None of this is a bad thing. This is all part of the story process and, actually, I find it is usually a very good thing. It means the story is taking on a life of its own. Whether it’s you as a writer or you have a writer working on it, there are new inspirations and ideas at work. All this will help the story fresh and exciting.
But at a certain point, the story has to be unified. You can’t let it stay one story at the beginning and another at the end. This is for many reasons but possibly the most important of all is that, for an ending to satisfy, the entire story needs to have been going there from the beginning, whether the audience realises it consciously or not.
So you have to go back and see your story parts for what they are. You have to look at your themes, how your characters are working. And then you have some serious decisions to make – is the story you’re telling at the end better than the one you started with? If so, you go back and replot that beginning, always keeping in mind where it now has to go. If not, you need to keep the opening stuff that you love and keep your story on track as you get to a new ending that really delivers. Or you may end up with somewhere in between (although mixing two good ideas does not always lead to a great idea). Whatever you choose, you have some work to do.

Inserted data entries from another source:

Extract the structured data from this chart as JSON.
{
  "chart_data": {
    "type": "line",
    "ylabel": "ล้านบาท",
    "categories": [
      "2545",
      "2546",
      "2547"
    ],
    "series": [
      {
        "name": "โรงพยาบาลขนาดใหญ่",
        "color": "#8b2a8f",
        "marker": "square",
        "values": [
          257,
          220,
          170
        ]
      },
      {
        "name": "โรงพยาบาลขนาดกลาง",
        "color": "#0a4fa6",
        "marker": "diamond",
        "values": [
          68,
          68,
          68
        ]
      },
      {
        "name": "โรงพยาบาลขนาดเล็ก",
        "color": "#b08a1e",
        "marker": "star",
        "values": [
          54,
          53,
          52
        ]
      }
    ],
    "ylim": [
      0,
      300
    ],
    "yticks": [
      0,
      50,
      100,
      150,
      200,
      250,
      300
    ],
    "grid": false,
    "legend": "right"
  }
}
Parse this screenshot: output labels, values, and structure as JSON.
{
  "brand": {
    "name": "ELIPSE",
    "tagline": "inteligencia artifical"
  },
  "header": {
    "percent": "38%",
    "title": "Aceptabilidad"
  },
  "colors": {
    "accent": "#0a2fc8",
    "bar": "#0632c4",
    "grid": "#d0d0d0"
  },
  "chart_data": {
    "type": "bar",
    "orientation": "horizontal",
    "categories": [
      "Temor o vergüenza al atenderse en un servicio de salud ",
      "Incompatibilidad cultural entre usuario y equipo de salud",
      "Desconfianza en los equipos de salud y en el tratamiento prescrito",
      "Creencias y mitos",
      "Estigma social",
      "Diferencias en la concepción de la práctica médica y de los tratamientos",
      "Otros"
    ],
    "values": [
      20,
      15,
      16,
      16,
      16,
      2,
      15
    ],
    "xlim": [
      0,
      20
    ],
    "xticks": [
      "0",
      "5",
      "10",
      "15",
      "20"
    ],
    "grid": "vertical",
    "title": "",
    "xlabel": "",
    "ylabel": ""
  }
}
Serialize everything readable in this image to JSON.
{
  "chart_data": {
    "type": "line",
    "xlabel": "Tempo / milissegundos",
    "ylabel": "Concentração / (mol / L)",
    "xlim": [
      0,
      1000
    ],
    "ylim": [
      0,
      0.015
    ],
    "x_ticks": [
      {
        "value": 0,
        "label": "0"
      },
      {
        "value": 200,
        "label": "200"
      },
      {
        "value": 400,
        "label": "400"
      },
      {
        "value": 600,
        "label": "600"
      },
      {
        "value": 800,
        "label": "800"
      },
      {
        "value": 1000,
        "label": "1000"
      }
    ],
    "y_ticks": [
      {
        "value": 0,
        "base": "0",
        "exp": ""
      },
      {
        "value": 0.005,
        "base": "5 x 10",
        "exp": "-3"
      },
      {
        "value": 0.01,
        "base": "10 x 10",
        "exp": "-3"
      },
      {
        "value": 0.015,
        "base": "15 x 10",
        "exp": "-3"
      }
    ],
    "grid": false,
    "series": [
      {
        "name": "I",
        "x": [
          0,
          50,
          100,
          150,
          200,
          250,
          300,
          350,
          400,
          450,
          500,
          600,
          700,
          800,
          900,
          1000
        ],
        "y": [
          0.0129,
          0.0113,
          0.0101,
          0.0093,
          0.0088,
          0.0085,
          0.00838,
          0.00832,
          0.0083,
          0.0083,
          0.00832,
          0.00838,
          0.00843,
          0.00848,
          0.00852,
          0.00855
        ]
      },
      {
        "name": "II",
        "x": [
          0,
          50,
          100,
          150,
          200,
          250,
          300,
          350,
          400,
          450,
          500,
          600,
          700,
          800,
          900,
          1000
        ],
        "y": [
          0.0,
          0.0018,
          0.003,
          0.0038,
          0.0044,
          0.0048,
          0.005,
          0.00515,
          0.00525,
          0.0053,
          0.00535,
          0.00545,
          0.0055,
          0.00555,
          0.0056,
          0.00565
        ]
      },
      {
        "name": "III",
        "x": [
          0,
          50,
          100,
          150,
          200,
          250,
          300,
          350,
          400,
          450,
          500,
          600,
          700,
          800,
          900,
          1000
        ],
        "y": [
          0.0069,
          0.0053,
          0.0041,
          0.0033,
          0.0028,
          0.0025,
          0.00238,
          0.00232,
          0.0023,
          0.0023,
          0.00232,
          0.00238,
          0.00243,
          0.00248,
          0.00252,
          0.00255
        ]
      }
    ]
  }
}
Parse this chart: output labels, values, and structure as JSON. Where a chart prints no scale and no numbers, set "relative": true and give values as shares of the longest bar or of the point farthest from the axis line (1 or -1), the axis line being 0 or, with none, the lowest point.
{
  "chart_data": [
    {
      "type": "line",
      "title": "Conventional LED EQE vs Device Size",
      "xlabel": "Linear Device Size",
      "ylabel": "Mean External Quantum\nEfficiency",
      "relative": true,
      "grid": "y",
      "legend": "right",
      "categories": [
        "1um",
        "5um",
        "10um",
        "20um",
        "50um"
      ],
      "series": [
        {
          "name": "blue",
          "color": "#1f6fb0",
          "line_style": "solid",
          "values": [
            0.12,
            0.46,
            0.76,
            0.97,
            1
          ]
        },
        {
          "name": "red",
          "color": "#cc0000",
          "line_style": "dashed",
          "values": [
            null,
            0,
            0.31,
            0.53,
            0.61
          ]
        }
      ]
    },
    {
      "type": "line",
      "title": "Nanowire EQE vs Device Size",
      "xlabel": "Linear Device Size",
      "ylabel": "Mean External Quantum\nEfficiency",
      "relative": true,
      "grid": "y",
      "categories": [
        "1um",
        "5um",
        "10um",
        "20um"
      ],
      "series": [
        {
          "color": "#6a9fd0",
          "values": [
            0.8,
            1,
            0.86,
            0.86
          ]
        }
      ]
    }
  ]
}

This is easy in a short children’s TV episode. One thing I love about kids’ TV work is that it really isn’t a big deal to throw out huge chunks of your story. The damage done and amount you need to fix is never so much that you can’t be brave about changing story direction. A feature film, on the other hand? That’s hard. And I can’t imagine what it must be like to have to fix a novel in this scenario. When you’re dealing with a long story, my advice is to make a new bullet point outline of your story. Lots of screenwriters do this on cards and that works well. Whatever breakdown you began with, dump that and make one based on what you now actually have.
When you have identified the parts you need to fix, get rid of them. Remove them from your outline completely. Why? Because if you leave them and try instead to just amend them, you’ll do this half-assed because every fibre of your being will want to keep the older stuff. Get rid of them completely. Now you know where your gaps are.
With your new aims very clearly marked out – I would always have them in front of me (theme, character arcs and so on) – retell your story. Work through it, filling in the gaps in your outline bit by bit. If all goes well, this should actually be easier than the first time you told your story because you’ll have those clear aims.
When you have a new start to finish story, go back to your draft and delete all the same parts you deleted in your outline. Completely. Gone. Replace those big chunks with the notes from your new story outline. And now just write! Fill in the gaps.
When you hit your final draft, the story you begin must be the story you finish.